Friday, January 13, 2006

Cannibalism update Research: Donners didn't resort to cannibalism

There's no physical evidence that the family who gave the Donner Party its name had anything to do with the cannibalism the ill-fated pioneers have been associated with for a century and a half, two scientists said Thursday.

Cannibalism has been documented at the Sierra Nevada site where most of the Donner Party's 81 members were trapped during the brutal winter of 1846-47, but 21 people, including all the members of the George and Jacob Donner families, were stuck six miles away because a broken axle had delayed them.

No cooked human bones were found among the thousands of fragments of animal bones at that Alder Creek site, suggesting Donner family members did not resort to cannibalism, the archaeologists said at a conference of the Society for Historical Archaeology in Sacramento, California.


Others, cited later on in the article, suggest it's not a slam dunk.

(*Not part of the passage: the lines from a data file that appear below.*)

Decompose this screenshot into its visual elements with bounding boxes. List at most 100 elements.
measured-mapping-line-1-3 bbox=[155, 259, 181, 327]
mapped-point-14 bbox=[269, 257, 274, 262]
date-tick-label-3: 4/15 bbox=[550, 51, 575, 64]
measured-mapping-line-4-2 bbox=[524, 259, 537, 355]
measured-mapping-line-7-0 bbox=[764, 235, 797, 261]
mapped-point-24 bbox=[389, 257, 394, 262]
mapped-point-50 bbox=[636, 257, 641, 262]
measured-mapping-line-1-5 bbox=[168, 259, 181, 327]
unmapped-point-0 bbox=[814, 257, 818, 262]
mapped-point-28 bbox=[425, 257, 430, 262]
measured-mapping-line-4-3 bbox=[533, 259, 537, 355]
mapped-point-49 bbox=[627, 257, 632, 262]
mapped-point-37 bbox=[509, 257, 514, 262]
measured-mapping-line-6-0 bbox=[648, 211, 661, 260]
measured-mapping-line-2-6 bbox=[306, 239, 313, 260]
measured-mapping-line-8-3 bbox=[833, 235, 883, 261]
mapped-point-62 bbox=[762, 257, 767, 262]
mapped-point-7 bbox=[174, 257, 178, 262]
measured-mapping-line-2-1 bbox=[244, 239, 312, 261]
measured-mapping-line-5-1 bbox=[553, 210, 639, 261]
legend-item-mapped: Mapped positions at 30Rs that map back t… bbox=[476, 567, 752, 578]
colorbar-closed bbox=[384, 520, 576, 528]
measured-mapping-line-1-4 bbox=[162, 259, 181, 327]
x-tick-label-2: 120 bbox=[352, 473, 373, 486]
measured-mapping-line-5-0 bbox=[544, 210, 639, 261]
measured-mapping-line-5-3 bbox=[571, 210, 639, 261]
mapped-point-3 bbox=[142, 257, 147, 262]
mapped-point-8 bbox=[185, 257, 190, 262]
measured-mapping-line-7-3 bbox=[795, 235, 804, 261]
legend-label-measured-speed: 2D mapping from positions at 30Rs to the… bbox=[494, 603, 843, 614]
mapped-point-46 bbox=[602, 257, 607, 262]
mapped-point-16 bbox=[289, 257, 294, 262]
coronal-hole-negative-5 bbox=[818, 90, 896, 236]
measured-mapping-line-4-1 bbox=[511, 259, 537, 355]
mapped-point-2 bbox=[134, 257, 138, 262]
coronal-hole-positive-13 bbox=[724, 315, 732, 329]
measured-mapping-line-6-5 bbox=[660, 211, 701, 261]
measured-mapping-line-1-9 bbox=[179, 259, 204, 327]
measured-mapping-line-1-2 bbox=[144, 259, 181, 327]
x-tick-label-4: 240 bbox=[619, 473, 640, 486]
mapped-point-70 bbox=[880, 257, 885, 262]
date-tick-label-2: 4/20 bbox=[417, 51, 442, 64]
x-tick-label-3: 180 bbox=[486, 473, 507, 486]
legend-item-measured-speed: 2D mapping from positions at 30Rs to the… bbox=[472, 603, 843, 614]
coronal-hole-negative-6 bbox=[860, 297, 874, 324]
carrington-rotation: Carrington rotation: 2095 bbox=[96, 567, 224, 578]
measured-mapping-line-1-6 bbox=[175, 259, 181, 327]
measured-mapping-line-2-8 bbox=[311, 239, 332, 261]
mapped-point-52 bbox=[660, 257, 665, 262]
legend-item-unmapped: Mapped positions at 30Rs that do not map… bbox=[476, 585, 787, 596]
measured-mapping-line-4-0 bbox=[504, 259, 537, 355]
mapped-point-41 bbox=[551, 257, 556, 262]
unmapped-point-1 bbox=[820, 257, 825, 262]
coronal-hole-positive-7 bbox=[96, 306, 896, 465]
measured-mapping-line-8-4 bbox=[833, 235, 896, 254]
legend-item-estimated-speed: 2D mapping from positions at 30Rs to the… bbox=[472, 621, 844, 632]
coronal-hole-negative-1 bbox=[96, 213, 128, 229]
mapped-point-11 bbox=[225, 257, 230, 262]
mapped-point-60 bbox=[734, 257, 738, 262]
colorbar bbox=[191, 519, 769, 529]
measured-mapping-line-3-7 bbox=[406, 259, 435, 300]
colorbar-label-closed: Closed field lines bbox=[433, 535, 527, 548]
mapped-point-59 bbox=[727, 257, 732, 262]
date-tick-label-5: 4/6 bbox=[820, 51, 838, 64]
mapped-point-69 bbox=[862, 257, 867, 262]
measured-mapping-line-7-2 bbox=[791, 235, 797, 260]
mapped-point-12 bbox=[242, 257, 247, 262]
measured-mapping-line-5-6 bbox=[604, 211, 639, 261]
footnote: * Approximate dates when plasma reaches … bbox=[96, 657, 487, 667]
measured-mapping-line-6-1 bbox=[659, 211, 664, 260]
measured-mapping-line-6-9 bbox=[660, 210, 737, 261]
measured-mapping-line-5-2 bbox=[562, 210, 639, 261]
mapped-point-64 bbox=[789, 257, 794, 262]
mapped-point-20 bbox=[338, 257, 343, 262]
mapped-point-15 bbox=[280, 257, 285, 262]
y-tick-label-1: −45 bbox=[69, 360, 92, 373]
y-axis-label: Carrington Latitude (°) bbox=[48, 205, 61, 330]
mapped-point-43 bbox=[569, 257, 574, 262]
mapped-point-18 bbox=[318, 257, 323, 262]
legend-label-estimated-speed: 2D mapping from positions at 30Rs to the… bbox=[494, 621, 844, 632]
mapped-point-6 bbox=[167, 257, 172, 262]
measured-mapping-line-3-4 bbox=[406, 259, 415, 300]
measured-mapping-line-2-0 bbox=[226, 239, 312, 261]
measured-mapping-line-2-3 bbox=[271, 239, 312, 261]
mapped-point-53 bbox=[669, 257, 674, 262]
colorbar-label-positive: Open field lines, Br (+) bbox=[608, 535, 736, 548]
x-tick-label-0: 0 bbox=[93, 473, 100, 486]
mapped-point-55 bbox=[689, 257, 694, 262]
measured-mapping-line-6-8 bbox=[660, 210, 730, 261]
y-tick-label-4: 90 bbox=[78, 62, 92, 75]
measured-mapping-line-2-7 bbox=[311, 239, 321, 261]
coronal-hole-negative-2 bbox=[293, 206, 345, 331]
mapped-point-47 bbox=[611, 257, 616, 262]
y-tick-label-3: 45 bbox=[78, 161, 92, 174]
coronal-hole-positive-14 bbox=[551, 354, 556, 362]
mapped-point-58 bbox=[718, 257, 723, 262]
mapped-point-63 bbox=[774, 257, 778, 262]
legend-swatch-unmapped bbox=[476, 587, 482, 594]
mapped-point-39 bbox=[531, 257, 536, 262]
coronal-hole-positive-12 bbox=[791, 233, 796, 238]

One thing though: It's unfortunate that our cultural trajectory has such an overarching negative view of cannibalism, such that descendants aho weren't even involved in the actual event have this to say:

"We are thrilled and relieved," said Lochie Paige, the great-granddaughter of Eliza Donner, daughter of George Donner.

"Their findings, in my mind, completely exonerate her from having any part in cannibalism," she said from her California home Thursday.


It's not really such a ghoulish practice as we tend to view it as. In some cases, such as we're seeing in the southwest U.S., it may have been used as a terror practice. In many cases, however, it's almost accepted as a matter of course that consuming at least part of another person after death makes them, literally and figuratively, part of you. What's done is done.

And if eating each other weren't bad enough Researcher: Birds hunted ancient man

An American researcher said Thursday his investigation into the death nearly 2 million years ago of an ape-man shows human ancestors were hunted by birds.

"These types of discoveries give us real insight into the past lives of these human ancestors, the world they lived in and the things they feared," Lee Berger, a paleo-anthropologist at Johannesburg's University of Witwatersrand, said as he presented his conclusions about a mystery that has been debated since the remains of the possible human ancestor known as the Taung child were discovered in 1924.

The Taung child's discovery led to the search for human origins in Africa, instead of in Asia or Europe as once theorized. Researchers regard the fossil of the ape-man, or australopethicus africanus, as evidence of the "missing link" in human evolution.


Well, that's kind of interesting. Might not be of any wide-ranging significance though. It appears that only this one skull of a child has been found to have been preyed upon by a bird. I consider it doubtful that adults were thusly preyed upon as well, just because of the size difference and the thickness of the skull in adults (the article says the bird would womp a critter in the (back of the?) head with its talons and then wait for it to die). I believe other Australo. skulls have been found with definite signs of predation by cats, so whether this is an isolated kill on a young'un or evidence of widespread raptor predation is still open.

Missed this (HT to Hawks) Discover magazine is putting all its archaeology stories in one place, apparently freely accessible.


And this just in. . . Archaeologists Find 'Unusual' Indian Burial Site In Downtown Miami: Crypt-Like Graves Never Observed In Region Before, Archaeologists Say

Archaeologists excavating two American Indian burial sites in downtown Miami said they have found hundreds of remains piled in limestone fissures -- some of the bones stacked in limestone boxes.

"In terms of the rest of Florida, we've never seen anything that's been the same," state archaeologist Ryan Wheeler said. "It's a very unusual mode of burial."

The bone piles were discovered in at least five fissures, according to archaeologist Robert Carr, director of the Archaeological and Historical Conservancy.